Raju Bharathi, Cryer Philip E
Division of Endocrinology, Metabolism and Lipid Research, General Clinical Research Center, Washington University School of Medicine, 660 South Euclid Ave., St. Louis, MO 63110, USA.
Diabetes. 2005 Mar;54(3):757-64. doi: 10.2337/diabetes.54.3.757.
The intraislet insulin hypothesis for the signaling of the glucagon secretory response to hypoglycemia states that a decrease in arterial glucose --> a decrease in beta-cell insulin secretion --> a decrease in tonic alpha-cell inhibition by insulin --> an increase in alpha-cell glucagon secretion. To test this hypothesis in humans, a hyperinsulinemic- euglycemic ( approximately 5.0 mmol/l [90 mg/dl] x 2 h) and then a hypoglycemic ( approximately 3.0 mmol/l [55 mg/dl] x 2 h) clamp was performed in 14 healthy young adults on two occasions, once with oral administration of the ATP-sensitive potassium channel agonist diazoxide to selectively suppress baseline insulin secretion and once with the administration of a placebo. The decrement in plasma C-peptide during the induction of hypoglycemia was reduced by approximately 50% in the diazoxide clamps (from 0.3 +/- 0.0 to 0.1 +/- 0.0 nmol/l [0.8 +/- 0.1 to 0.4 +/- 0.1 ng/ml]) compared with the placebo clamps (from 0.4 +/- 0.0 to 0.1 +/- 0.0 nmol/l [1.2 +/- 0.1 to 0.4 +/- 0.1 ng/ml]) (P = 0.0015). This reduction of the decrement in intraislet insulin during induction of hypoglycemia caused an approximately 50% reduction (P = 0.0010) of the increase in plasma glucagon in the diazoxide clamps (from 29 +/- 3 to 35 +/- 2 pmol/l [102 +/- 9 to 123 +/- 8 pg/ml]) compared with the placebo clamps (from 28 +/- 2 to 43 +/- 5 pmol/l [98 +/- 7 to 151 +/- 16 pg/ml]). Baseline glucagon levels, the glucagon response to intravenous arginine, and the autonomic (adrenomedullary, sympathetic neural, and parasympathetic neural) responses to hypoglycemia were not altered by diazoxide. These data indicate that a decrease in intraislet insulin is a signal for the glucagon secretory response to hypoglycemia in healthy humans. The absence of that signal plausibly explains the loss of the glucagon response to falling plasma glucose concentrations, a key feature of the pathogenesis of iatrogenic hypoglycemia, in insulin-deficient (type 1 and advanced type 2) diabetes.
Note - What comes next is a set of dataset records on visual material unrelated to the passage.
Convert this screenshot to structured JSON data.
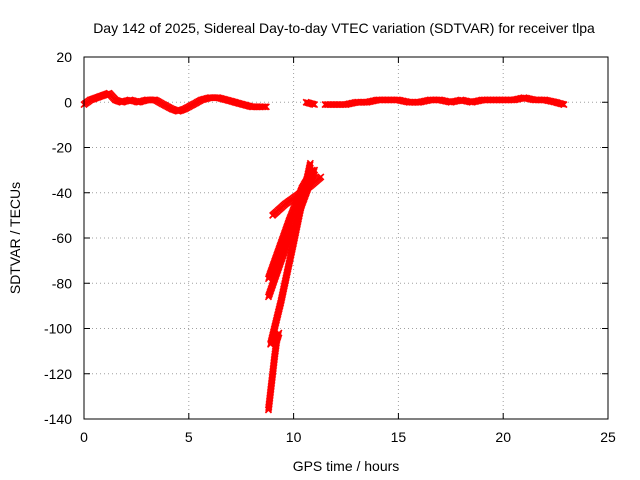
{
  "colors": {
    "series": "#ff0000",
    "grid": "#a0a0a0",
    "axis": "#000000"
  },
  "chart_data": {
    "type": "scatter",
    "title": "Day 142 of 2025, Sidereal Day-to-day VTEC variation (SDTVAR) for receiver tlpa",
    "xlabel": "GPS time / hours",
    "ylabel": "SDTVAR / TECUs",
    "xlim": [
      0,
      25
    ],
    "ylim": [
      -140,
      20
    ],
    "xticks": [
      0,
      5,
      10,
      15,
      20,
      25
    ],
    "yticks": [
      20,
      0,
      -20,
      -40,
      -60,
      -80,
      -100,
      -120,
      -140
    ],
    "grid": true,
    "marker": "cross",
    "series": [
      {
        "polylines": [
          [
            [
              0.0,
              -1
            ],
            [
              0.3,
              1
            ],
            [
              0.6,
              2
            ],
            [
              0.9,
              3
            ],
            [
              1.2,
              4
            ],
            [
              1.5,
              1
            ],
            [
              1.8,
              0
            ],
            [
              2.2,
              1
            ],
            [
              2.6,
              0
            ],
            [
              3.0,
              1
            ],
            [
              3.4,
              1
            ],
            [
              3.8,
              -1
            ],
            [
              4.2,
              -3
            ],
            [
              4.5,
              -4
            ],
            [
              4.8,
              -3
            ],
            [
              5.2,
              -1
            ],
            [
              5.6,
              1
            ],
            [
              6.0,
              2
            ],
            [
              6.4,
              2
            ],
            [
              6.8,
              1
            ],
            [
              7.2,
              0
            ],
            [
              7.6,
              -1
            ],
            [
              8.0,
              -2
            ],
            [
              8.4,
              -2
            ],
            [
              8.7,
              -2
            ]
          ],
          [
            [
              10.6,
              0
            ],
            [
              11.0,
              -1
            ]
          ],
          [
            [
              11.5,
              -1
            ],
            [
              12.0,
              -1
            ],
            [
              12.5,
              -1
            ],
            [
              13.0,
              0
            ],
            [
              13.5,
              0
            ],
            [
              14.0,
              1
            ],
            [
              14.5,
              1
            ],
            [
              15.0,
              1
            ],
            [
              15.5,
              0
            ],
            [
              16.0,
              0
            ],
            [
              16.5,
              1
            ],
            [
              17.0,
              1
            ],
            [
              17.5,
              0
            ],
            [
              18.0,
              1
            ],
            [
              18.5,
              0
            ],
            [
              19.0,
              1
            ],
            [
              19.5,
              1
            ],
            [
              20.0,
              1
            ],
            [
              20.5,
              1
            ],
            [
              21.0,
              2
            ],
            [
              21.5,
              1
            ],
            [
              22.0,
              1
            ],
            [
              22.5,
              0
            ],
            [
              22.9,
              -1
            ]
          ],
          [
            [
              8.9,
              -107
            ],
            [
              9.4,
              -88
            ],
            [
              10.0,
              -62
            ],
            [
              10.4,
              -44
            ],
            [
              10.8,
              -27
            ]
          ],
          [
            [
              8.8,
              -86
            ],
            [
              9.4,
              -70
            ],
            [
              10.0,
              -55
            ],
            [
              10.6,
              -40
            ],
            [
              11.0,
              -30
            ]
          ],
          [
            [
              8.8,
              -78
            ],
            [
              9.3,
              -65
            ],
            [
              9.8,
              -52
            ],
            [
              10.4,
              -38
            ],
            [
              10.9,
              -30
            ]
          ],
          [
            [
              9.0,
              -50
            ],
            [
              9.6,
              -45
            ],
            [
              10.2,
              -41
            ],
            [
              10.8,
              -37
            ],
            [
              11.3,
              -33
            ]
          ],
          [
            [
              8.8,
              -136
            ],
            [
              8.9,
              -128
            ],
            [
              9.0,
              -120
            ],
            [
              9.1,
              -112
            ],
            [
              9.2,
              -105
            ],
            [
              9.3,
              -102
            ]
          ]
        ]
      }
    ]
  }
}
胰岛内胰岛素假说认为,低血糖时胰高血糖素分泌反应的信号传导过程为:动脉血糖降低→β细胞胰岛素分泌减少→胰岛素对α细胞的紧张性抑制减弱→α细胞胰高血糖素分泌增加。为在人体中验证这一假说,对14名健康年轻成年人进行了两次钳夹试验,一次是高胰岛素-正常血糖(约5.0 mmol/L [90 mg/dl],持续2小时),随后是低血糖(约3.0 mmol/L [55 mg/dl],持续2小时),一次口服ATP敏感性钾通道激动剂二氮嗪以选择性抑制基础胰岛素分泌,另一次给予安慰剂。与安慰剂钳夹试验(从0.4±0.0降至0.1±0.0 nmol/L [1.2±0.1至0.4±0.1 ng/ml])相比,二氮嗪钳夹试验中低血糖诱导期间血浆C肽的下降幅度降低了约50%(从0.3±0.0降至0.1±0.0 nmol/L [0.8±0.1至0.4±0.1 ng/ml])(P = 0.0015)。低血糖诱导期间胰岛内胰岛素下降幅度的减小,使得二氮嗪钳夹试验中血浆胰高血糖素升高幅度降低了约50%(P = 0.0010)(从29±3升至35±2 pmol/L [102±9至123±8 pg/ml]),而安慰剂钳夹试验中则从28±2升至43±5 pmol/L [98±7至151±16 pg/ml])。二氮嗪未改变基础胰高血糖素水平、胰高血糖素对静脉注射精氨酸的反应以及对低血糖的自主神经(肾上腺髓质、交感神经和副交感神经)反应。这些数据表明,胰岛内胰岛素减少是健康人体中胰高血糖素对低血糖分泌反应的信号。在胰岛素缺乏(1型和晚期2型)糖尿病中,该信号的缺失可能解释了胰高血糖素对血浆葡萄糖浓度下降反应的丧失,这是医源性低血糖发病机制的一个关键特征。